Pharmacist and Diploma-Pharmacist Johanna Seeger

Institute of Pharmacy
Clinical Pharmacy & Biochemistry
Freie Universität Berlin
Room 242
12169 Berlin
Curriculum Vitae
Since 05/2017 |
Doctoral student at the Dept. of Clinical Pharmacy & Biochemistry supervised by Prof. Dr. Charlotte Kloft at the Freie Universitaet Berlin |
07/2017 |
Registration as a Pharmacist |
11/2016 - 04/2017 |
Internship at Lichtenberg Apotheke, Berlin |
05/2016 - 10/2016 |
Diploma student in the Clinical Pharmacy, Prof. Dr. C. Kloft |
04/2012 - 03/2016 |
Studies of Pharmacy, Freie Universität Berlin |
09/2012 and 03/2013 |
Internship at Galenus-Apotheke, Berlin |
07/2009 |
Bachelor of Nursing, Protestant University of Applied Sciences Berlin |
06/2004 |
A-levels (Abitur), Katholische Theresienschule, Berlin |
Focus of research
Research pillar 1: Bioanalysis/microdialysis and in vitro systems/cell culture
In vitro investigations of pharmacokinetic-pharmacodynamic relations for optimisation of antibiotic therapy
Prevention of emergence and spread of antibiotic resistance is an important challenge in anti-infective therapy. Antibiotic resistance is promoted by poor therapy adherence, which can be related to adverse drug reactions, as well as by inefficient therapy regimens that result in insufficient drug concentrations at the infection site. This leads to selection of pathogens with low susceptibility against the antibiotic agent and spread of resistant strains. Therefore, dosing optimisation is of high importance for reducing adverse drug effects and emergence of resistance. Knowledge about the relationship between pharmacokinetics (PK) and pharmacodynamics (PD) of an antibiotic agent is crucial to characterise the pharmacodynamic effect of different dosing regimens of a drug. In silico simulations predict concentration-time profiles (C-t profiles) of certain dosing regimens and make it possible to mimic their PD effect in the dynamic in vitro infection model. Knowledge about bacterial growth and time kill behaviour is generated by quantification of antibiotic-exposed bacteria. Since the dynamic in vitro infection model provides drug exposures comparable to infection sites in humans, identification of appropriate dosing regimens for the treatment of particular infectious diseases is possible. At the same time, the investigation of bacterial characteristics, such as cell size and genetic properties, provides information about emergence of resistance and underlying resistance mechanisms. Thereby, dosing regimens that promote or prevent selection of resistant strains and emergence of resistance can be identified. The clinical relevance of different PK/PD parameters, which are used to describe PK/PD relations in antibiotic therapy, is a current topic of discussion. Data generated from dynamic in vitro experiments can contribute to the identification of the most predictive parameters.
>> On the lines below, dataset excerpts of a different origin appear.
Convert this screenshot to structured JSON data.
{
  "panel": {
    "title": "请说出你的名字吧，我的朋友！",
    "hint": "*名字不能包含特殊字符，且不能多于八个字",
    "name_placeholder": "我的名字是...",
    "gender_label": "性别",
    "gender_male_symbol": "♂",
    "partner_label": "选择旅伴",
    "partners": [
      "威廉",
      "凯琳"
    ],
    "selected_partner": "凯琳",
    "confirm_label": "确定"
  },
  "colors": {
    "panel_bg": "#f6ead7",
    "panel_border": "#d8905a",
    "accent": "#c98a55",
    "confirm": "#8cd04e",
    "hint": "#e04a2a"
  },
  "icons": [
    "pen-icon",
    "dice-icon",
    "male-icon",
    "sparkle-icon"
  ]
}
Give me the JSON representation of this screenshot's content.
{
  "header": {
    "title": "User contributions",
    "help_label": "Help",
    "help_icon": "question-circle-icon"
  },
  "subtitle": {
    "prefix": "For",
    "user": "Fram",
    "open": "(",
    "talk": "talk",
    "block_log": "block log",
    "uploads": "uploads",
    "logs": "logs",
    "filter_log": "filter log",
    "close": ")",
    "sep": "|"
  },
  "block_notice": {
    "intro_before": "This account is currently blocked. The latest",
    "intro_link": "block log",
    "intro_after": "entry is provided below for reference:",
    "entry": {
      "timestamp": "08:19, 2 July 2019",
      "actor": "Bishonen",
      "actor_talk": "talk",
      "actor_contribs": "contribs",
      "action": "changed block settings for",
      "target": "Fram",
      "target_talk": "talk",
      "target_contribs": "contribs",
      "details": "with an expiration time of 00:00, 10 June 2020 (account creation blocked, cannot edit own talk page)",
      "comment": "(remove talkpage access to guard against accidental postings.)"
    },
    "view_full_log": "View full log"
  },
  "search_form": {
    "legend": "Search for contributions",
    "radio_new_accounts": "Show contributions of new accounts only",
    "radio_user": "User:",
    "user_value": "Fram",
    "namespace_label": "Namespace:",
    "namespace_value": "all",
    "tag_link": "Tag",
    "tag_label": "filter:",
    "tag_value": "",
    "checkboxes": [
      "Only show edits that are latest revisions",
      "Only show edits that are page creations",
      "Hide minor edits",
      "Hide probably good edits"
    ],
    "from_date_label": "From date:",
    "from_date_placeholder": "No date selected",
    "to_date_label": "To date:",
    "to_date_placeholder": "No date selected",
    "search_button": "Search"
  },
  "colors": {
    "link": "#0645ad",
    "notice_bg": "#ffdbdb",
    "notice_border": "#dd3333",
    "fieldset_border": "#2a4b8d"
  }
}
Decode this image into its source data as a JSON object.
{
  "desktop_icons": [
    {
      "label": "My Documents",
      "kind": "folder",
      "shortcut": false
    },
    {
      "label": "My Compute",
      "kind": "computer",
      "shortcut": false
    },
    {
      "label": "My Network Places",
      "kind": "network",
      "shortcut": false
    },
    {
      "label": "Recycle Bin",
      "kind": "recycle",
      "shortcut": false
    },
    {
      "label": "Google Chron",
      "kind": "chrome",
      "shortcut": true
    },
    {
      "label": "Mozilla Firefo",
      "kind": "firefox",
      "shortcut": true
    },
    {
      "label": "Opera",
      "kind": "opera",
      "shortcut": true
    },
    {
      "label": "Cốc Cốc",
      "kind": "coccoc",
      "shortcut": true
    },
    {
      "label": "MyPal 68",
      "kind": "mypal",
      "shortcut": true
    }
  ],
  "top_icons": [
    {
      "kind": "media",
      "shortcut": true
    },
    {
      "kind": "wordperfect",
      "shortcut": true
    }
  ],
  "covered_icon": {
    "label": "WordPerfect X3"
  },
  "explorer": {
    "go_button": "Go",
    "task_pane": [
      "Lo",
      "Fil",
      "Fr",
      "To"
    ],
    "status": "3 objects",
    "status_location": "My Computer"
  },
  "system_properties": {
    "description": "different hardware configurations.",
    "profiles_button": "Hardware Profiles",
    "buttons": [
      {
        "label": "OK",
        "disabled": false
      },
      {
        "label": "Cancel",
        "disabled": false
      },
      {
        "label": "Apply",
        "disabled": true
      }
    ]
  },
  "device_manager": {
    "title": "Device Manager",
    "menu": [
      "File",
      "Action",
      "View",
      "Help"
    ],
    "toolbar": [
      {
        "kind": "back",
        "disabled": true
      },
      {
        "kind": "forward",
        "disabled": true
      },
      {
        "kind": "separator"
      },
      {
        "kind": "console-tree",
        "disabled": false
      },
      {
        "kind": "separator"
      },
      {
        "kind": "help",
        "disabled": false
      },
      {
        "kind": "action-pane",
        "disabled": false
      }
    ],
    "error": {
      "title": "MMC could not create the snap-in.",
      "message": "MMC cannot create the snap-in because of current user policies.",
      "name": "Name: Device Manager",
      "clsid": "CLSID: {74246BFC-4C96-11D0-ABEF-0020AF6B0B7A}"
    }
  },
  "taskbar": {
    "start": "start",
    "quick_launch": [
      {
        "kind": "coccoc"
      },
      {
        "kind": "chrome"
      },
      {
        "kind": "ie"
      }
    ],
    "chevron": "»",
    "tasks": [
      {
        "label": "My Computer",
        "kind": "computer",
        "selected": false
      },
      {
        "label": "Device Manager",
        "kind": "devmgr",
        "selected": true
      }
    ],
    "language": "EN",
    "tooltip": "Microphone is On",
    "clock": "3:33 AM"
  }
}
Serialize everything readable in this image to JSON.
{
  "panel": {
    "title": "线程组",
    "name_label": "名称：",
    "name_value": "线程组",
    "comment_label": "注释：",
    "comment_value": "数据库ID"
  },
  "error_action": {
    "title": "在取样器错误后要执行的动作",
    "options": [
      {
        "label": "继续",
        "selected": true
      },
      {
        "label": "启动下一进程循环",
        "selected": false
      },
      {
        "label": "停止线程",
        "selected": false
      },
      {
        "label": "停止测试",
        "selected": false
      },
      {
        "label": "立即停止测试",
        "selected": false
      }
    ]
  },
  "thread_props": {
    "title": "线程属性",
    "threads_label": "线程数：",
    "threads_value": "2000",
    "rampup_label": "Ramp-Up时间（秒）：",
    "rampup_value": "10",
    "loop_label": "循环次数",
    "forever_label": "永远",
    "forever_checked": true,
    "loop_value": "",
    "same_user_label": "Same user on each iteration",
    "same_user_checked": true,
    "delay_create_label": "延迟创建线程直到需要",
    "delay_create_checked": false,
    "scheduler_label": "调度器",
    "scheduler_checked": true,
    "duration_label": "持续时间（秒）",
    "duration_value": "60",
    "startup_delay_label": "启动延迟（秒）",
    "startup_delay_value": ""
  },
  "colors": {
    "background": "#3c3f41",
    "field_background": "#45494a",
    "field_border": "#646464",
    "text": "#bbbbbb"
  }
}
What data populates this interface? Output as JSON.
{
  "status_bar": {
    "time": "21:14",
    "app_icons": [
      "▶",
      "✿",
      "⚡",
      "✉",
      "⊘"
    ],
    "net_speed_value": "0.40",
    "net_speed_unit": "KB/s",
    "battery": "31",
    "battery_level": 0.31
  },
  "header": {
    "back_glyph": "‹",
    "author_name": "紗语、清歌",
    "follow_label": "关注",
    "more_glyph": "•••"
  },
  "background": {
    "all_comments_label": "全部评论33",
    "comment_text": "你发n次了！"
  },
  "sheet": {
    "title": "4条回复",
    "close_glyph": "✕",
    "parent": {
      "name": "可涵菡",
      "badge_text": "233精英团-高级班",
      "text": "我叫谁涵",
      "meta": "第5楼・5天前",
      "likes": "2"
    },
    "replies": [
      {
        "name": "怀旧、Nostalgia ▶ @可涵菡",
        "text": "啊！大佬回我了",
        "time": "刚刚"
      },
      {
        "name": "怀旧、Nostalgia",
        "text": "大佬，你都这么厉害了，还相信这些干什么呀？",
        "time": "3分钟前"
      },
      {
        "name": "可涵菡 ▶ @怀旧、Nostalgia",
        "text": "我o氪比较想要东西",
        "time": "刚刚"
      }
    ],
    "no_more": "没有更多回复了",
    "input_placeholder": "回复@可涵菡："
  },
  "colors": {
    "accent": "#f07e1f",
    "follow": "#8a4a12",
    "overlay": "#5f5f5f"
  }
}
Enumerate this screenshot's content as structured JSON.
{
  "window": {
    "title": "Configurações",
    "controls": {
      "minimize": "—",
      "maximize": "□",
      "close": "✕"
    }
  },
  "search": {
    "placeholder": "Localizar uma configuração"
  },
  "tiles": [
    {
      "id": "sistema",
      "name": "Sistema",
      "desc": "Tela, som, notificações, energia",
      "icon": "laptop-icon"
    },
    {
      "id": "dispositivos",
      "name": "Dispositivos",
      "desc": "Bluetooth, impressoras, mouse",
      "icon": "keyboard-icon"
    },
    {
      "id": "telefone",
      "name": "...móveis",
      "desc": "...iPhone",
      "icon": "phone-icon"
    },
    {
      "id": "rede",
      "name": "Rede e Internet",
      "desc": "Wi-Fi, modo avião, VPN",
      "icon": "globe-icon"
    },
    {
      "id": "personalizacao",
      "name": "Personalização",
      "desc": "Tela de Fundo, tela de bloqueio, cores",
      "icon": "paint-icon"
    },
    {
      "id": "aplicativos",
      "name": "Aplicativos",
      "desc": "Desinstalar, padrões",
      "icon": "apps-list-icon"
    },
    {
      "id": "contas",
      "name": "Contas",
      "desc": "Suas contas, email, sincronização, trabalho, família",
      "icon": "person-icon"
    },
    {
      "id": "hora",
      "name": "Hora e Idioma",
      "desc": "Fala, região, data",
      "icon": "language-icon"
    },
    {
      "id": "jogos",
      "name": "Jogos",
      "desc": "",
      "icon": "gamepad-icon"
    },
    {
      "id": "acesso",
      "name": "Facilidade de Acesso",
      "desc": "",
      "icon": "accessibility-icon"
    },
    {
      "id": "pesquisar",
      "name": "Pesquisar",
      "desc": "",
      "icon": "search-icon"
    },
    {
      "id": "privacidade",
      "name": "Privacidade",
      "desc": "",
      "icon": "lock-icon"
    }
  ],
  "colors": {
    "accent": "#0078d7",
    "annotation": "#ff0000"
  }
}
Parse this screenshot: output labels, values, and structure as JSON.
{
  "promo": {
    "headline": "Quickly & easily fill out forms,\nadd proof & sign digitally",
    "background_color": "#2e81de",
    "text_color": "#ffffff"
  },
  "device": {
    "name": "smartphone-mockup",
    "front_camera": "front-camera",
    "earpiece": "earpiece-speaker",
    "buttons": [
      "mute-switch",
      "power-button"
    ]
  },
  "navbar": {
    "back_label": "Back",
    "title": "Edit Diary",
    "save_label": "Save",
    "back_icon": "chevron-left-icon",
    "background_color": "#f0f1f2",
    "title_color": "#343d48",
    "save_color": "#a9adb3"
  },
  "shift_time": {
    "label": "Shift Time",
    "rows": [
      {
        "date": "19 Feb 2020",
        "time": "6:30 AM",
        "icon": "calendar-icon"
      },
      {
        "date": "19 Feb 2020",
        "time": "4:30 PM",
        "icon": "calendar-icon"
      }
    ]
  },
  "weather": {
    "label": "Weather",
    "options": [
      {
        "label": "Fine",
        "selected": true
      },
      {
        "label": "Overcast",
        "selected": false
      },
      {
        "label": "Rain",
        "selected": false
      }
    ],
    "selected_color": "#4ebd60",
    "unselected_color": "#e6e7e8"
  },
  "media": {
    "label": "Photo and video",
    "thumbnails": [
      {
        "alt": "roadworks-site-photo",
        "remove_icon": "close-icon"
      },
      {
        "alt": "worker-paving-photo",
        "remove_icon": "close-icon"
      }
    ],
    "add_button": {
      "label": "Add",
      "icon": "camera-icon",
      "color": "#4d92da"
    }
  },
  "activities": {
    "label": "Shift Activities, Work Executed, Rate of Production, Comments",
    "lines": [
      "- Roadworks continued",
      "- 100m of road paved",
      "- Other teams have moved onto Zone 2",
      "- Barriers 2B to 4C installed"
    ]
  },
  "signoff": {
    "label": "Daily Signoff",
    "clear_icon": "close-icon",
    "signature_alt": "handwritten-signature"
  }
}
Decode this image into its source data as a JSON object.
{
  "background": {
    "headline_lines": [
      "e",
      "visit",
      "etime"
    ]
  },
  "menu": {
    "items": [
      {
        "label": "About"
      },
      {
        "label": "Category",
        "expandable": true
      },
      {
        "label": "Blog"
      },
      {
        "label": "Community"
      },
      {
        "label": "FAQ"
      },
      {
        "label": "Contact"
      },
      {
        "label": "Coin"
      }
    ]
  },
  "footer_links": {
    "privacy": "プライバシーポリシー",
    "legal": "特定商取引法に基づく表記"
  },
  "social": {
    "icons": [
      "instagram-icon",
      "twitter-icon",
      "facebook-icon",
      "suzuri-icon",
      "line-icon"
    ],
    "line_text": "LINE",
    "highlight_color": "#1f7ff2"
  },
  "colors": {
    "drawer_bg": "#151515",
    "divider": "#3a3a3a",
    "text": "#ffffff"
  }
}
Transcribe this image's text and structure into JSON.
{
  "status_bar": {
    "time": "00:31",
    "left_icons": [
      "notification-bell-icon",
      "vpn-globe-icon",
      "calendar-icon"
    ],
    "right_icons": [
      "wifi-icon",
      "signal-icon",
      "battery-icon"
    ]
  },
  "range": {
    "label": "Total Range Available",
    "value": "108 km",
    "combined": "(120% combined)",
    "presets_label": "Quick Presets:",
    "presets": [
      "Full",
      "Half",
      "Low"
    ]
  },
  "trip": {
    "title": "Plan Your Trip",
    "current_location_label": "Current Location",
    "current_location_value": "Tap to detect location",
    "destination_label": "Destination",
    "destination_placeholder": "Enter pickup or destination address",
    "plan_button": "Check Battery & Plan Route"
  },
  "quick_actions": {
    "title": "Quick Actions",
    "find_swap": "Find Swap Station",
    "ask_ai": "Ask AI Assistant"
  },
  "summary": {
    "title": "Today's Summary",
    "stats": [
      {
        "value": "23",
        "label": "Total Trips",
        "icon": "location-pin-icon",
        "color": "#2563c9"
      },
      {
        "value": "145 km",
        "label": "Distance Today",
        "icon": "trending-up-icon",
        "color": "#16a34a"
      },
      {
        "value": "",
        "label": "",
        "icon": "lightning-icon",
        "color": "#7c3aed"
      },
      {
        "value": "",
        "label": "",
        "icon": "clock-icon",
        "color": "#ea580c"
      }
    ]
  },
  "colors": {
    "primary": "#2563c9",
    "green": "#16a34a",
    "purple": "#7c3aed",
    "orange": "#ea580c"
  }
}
The focus of my PhD project is the investigation of different dosing regimens of the fluoroquinolone levofloxacin (LEV) and its PD effects against the gram negative enterobacterium Escherichia coli (E. coli). Dosing optimisation for fluoroquinolones is of high importance, because next to beta-lactam antibiotics and aminoglycosides they belong to the “critical important” antimicrobials and spread of fluoroquinolone resistance is considered to be especially worrying. Furthermore, the serious adverse drug reactions of fluoroquinolones are a frequent subject of public criticism, which highlights the importance of dosing optimisation to promote therapy adherence and hereby reduce emergence and spread of resistance. E coli is a prevalent cause of bloodstream infections, urinary tract infections, skin and soft tissue infections and exposes increasing fluoroquinolone resistance. Besides alteration of target enzymes, such as bacterial DNA gyrase and topoisomerase IV, reduced intracellular antibiotic concentration due to decreased membrane permeability and expression of efflux pumps are most common resistance mechanisms.
The objective of my investigations in the dynamic in vitro infection model is the identification of resistance mechanisms resulting from different dosing regimens of LEV against E. coli, generating knowledge about PK/PD relations and hereby to contribute to the optimisation of antimicrobial therapy.